Novo presidente da comissão que vai analisar proposta defende que texto original, do senador Romero Jucá, seja aprovado rapidamente, apesar do autor ter pedido seu arquivamento.

Os ruralistas lançaram mais uma frente de pressão para abrir as Terras Indígenas (TIs) aos grandes empreendimentos econômicos. Nesta semana, foi reinstalada a Comissão Especial da Câmara que vai analisar o Projeto de Lei (PL) 1.610/1996, sobre mineração nessas áreas. O deputado Índio da Costa (PSD-RJ) foi eleito presidente do colegiado e Édio Lopes (PMDB-RR) foi reconduzido ao cargo de relator.

A comissão é dominada pelos ruralistas. Todos são membros da Frente Parlamentar da Agropecuária e os dois últimos fazem parte da Comissão Especial que analisa a Proposta de Emenda Constitucional (PEC) 215/2000. A PEC transfere do Executivo para o Congresso a prerrogativa de oficializar TIs, territórios quilombolas e unidades de conservação. Na prática, se aprovada, a medida paralisará de vez a regularização dessas áreas protegidas.

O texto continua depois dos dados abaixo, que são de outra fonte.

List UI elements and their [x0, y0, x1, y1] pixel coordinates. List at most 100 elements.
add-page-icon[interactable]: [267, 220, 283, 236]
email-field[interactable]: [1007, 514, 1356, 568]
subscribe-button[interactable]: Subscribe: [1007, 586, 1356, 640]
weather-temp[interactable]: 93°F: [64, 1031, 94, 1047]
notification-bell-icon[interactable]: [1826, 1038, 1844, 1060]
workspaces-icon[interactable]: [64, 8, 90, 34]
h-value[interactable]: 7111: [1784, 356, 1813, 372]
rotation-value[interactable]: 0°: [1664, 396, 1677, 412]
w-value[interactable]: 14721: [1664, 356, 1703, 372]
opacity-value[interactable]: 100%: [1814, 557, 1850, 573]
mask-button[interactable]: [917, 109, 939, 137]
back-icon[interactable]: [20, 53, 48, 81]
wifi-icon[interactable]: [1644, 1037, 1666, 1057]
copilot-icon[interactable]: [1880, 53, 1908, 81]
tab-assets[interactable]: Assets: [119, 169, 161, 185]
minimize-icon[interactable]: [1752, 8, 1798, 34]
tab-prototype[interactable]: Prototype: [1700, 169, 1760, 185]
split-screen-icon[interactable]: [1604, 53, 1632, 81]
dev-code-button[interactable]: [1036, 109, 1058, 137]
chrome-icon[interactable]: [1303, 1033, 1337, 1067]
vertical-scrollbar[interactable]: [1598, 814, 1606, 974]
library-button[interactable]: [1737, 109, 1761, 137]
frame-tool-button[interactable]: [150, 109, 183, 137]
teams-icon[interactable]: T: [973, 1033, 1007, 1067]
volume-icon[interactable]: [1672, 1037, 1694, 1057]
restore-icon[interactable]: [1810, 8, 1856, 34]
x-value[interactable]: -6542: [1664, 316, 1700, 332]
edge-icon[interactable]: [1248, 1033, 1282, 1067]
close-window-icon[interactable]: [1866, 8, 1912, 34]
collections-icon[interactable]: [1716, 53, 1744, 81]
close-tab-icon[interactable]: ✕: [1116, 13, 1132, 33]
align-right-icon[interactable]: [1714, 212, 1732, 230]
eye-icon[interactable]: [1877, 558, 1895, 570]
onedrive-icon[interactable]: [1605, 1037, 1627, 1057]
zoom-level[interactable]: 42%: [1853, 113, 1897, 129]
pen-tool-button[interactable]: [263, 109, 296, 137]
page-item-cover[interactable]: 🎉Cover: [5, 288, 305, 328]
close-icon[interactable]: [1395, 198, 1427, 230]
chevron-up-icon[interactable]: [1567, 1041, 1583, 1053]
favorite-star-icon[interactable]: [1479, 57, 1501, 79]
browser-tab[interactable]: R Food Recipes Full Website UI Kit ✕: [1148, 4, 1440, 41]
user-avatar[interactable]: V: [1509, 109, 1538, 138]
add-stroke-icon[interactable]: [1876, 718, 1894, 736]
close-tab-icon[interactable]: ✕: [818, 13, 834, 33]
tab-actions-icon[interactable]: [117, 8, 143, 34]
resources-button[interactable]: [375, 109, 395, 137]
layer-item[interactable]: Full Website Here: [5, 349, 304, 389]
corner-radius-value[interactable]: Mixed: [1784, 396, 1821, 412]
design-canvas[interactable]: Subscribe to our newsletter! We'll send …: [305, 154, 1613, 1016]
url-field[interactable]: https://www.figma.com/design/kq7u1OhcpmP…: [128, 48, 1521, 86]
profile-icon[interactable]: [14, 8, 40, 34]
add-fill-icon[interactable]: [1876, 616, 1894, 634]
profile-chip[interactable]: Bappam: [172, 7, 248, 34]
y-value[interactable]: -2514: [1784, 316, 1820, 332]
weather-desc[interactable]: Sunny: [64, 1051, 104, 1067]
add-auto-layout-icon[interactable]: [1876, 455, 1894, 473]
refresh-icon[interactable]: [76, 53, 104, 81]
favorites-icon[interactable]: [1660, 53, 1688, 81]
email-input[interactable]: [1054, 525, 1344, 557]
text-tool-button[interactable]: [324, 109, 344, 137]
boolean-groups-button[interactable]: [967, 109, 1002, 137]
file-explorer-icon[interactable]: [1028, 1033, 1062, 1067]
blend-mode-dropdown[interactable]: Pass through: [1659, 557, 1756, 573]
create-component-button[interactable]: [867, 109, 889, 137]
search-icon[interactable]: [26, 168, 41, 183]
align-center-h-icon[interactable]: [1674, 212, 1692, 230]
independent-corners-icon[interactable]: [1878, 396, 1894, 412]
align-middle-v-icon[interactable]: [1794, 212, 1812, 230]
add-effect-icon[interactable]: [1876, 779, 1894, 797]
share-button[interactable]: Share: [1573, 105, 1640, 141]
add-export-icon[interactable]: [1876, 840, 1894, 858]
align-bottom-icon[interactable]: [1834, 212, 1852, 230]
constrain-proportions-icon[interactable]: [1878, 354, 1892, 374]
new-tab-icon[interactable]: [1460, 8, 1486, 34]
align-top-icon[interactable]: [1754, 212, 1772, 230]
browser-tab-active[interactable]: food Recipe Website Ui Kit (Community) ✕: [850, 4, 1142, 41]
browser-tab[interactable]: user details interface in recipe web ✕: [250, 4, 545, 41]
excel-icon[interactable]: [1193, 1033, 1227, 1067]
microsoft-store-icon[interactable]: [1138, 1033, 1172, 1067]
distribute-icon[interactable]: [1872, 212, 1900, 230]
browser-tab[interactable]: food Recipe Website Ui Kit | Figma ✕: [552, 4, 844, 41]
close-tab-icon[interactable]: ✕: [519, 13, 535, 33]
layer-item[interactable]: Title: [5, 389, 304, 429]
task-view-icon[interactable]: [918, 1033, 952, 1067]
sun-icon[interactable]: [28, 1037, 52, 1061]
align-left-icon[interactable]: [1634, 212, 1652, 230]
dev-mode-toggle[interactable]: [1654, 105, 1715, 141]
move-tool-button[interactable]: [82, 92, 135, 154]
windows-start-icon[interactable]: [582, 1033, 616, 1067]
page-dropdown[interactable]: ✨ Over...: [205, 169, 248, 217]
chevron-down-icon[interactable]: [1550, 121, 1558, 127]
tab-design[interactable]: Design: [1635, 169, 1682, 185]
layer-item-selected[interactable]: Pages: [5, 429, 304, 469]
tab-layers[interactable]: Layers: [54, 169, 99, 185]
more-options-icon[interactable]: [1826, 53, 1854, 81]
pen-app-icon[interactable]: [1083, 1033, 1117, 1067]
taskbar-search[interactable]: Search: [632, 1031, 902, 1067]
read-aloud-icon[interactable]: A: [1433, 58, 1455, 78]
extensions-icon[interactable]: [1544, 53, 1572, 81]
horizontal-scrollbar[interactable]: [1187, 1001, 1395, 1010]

Representantes de povos indígenas e organizações da sociedade civil vêm alertando para os graves impactos socioambientais que a mineração pode causar nas TIs, como contaminação da água e do solo. As organizações indígenas reivindicam que o tema seja discutido no projeto do Estatuto dos Povos Indígenas, cuja tramitação arrasta-se há 25 anos. O objetivo é garantir os direitos indígenas frente a esses impactos, entre eles o de consulta prévia sobre qualquer medida que afete suas terras, conforme determinado pela Convenção 169 da Organização Internacional do Trabalho (OIT), referendada pelo Brasil.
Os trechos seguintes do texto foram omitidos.